Issue: November 2007
November 01, 2007
3 min read
Save

HPV 16/18 vaccine ineffective against preexisting infection

To cure an established infection, researchers would need to generate a different kind of immune response.

Issue: November 2007

Researchers have demonstrated there is no therapeutic benefit with the bivalent human papillomavirus 16/18 L1 protein virus-like particle vaccine for human papillomavirus types 16/18 in young women with preexisting infection.

“Our study provides strong evidence that there is little, if any, therapeutic benefit from the vaccine in the population we studied. Furthermore, we see no reason to believe that there is a benefit of the vaccine elsewhere because the biological effect of vaccination among already infected women is not expected to vary by population,” the researchers wrote in the study. Results were published in the Journal of the American Medical Association.

“These results were not surprising because the mechanism of action of the vaccine is through antibodies that block infection at the time of exposure. To cure an established infection, researchers need to generate a different kind of immune response, the so-called cell-mediated immunity, which, in addition, has to be directed to components of the virus that are different from the ones targeted by the vaccine,” Rolando Herrero, MD, an epidemiologist from Guanacaste, Costa Rica, told Infectious Disease News.

This study includes a subset of patients from an ongoing study of more than 7,000 women from Costa Rica.

Costa Rican study

Prior to enrollment, participants were required to fulfill the following requirements:

  • Aged between 18 and 25 years.
  • Able to speak and understand Spanish.
  • Were in good general health.
  • Willing to provide consent.

The study population consisted of 2,189 women from Costa Rica who tested positive for HPV at enrollment. The researchers gave all participants who were sexually active a pelvic exam, and blood samples were collected from all participants to test for HPV infection at enrollment.

Participants were randomly assigned to receive three doses of either the bivalent HPV 16/18 L1 protein virus-like particle AS04 vaccine (Cervarix, GlaxoSmithKline) (n=1,088) or a control hepatitis A vaccine (n=1,101). Participants were vaccinated at baseline, one month after the first dose and six months after the second dose.

At the six-month visit, all sexually active women were asked to self-collect a cervicovaginal specimen with a swab for further HPV DNA testing.

The participants were then required to attend a follow-up visit one year after enrollment, at which time all sexually active women were given a second pelvic exam.

HPV was determined with a molecular hybridization assay by using chemiluminescence with HPV RNA probes at enrollment.

Enrollment specimens and specimens collected at the six-month and 12-month visits were also tested for HPV by PCR.

Clearance rates for HPV 16/18

At the six-month visit, clearance rates for HPV 16/18 infection among the HPV-vaccinated group were 33.4% compared with 31.6% in the control group; at the 12-month visit, clearance rates among the vaccinated group were 48.8% compared with 49.8% in the control group.

“There was no evidence of a therapeutic effect for other oncogenic or nononcogenic HPV categories among the participants who received all vaccine doses with single infections or among participants stratified by entry variables such as HPV 16/18 serology, cytologic results or HPV DNA viral load,” the researchers wrote.
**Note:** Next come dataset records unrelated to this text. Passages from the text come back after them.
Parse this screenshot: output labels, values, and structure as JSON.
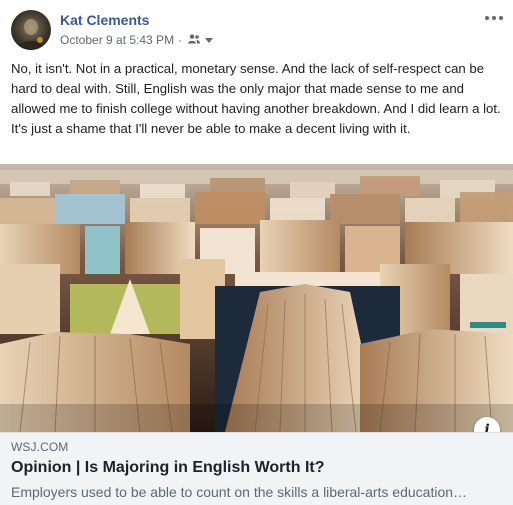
{
  "post": {
    "author": "Kat Clements",
    "timestamp": "October 9 at 5:43 PM",
    "separator": "·",
    "audience_icon": "friends-icon",
    "dropdown_icon": "caret-down-icon",
    "more_icon": "more-options-icon",
    "body": "No, it isn't. Not in a practical, monetary sense. And the lack of self-respect can be hard to deal with. Still, English was the only major that made sense to me and allowed me to finish college without having another breakdown. And I did learn a lot. It's just a shame that I'll never be able to make a decent living with it."
  },
  "link_preview": {
    "image": "rows-of-open-books-photo",
    "info_label": "i",
    "domain": "WSJ.COM",
    "title": "Opinion | Is Majoring in English Worth It?",
    "description": "Employers used to be able to count on the skills a liberal-arts education…"
  },
  "colors": {
    "author_link": "#385898",
    "secondary_text": "#606770",
    "preview_bg": "#f2f3f5"
  }
}
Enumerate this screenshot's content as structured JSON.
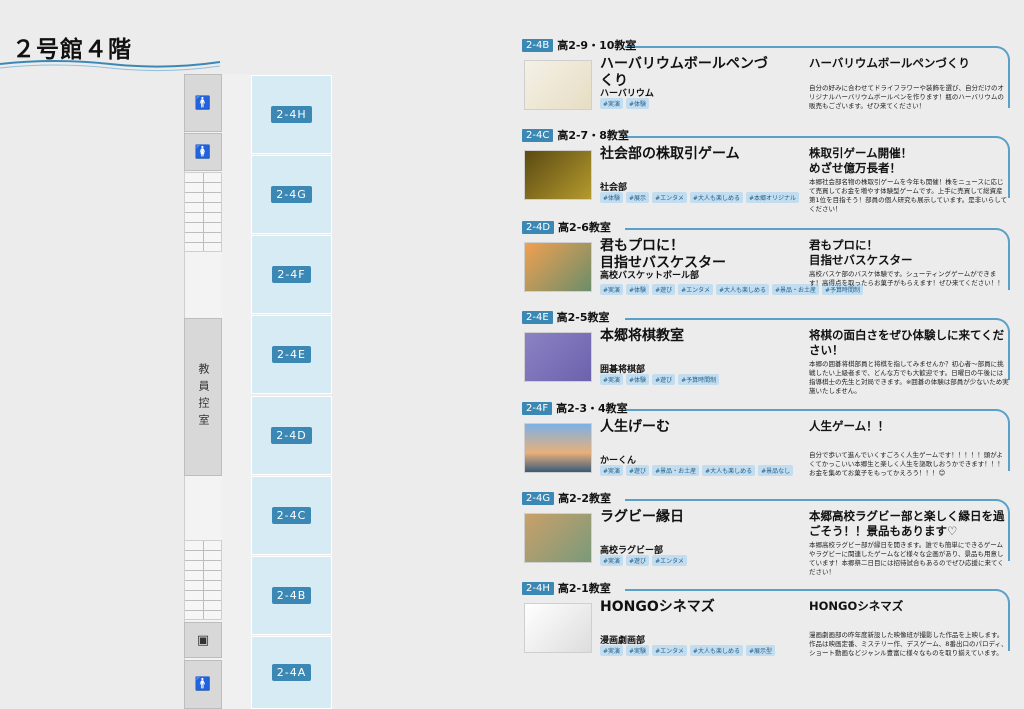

Rates of viral clearance among the control group at the six-month visit were higher in various other HPV types when compared with HPV 16 (ranging from 44.6% to 61.1%); clearance rates at the 12-month visit ranged from 59.2% to 78.1%.

According to the researchers, these results indicated the rates of viral clearance for a 12-month period are not influenced by vaccination.

“Vaccine efficacy for preventing persistent infection of HPV 16/18 at six months was 2.5% and was –2% at 12-months. These findings are consistent with data from trials of the quadrivalent HPV 6/11/16/18 vaccine. These data reinforce that women with abnormal pap smear results or those with positive HPV results should be managed according to current guidelines and that HPV vaccine does not have a role in treatment,” Lauri E. Markowitz, MD, of the CDC, wrote in an accompanying editorial.

“We want physicians to get the clear message that this vaccine will not help women who have an infection or lesion caused by HPV 16 or 18,” Herrero said. – by Jennifer Southall

For more information:
  • Hildesheim A, Herrero R, Wacholder S, et al. Effect of human papillomavirus 16/18 L1 virus-like particle vaccine among young women with preexisting infection. JAMA. 2007;298:743-753.
  • Markowitz L. Editorial: HPV vaccines — prophylactic, not therapeutic. JAMA. 2007;298:805-806.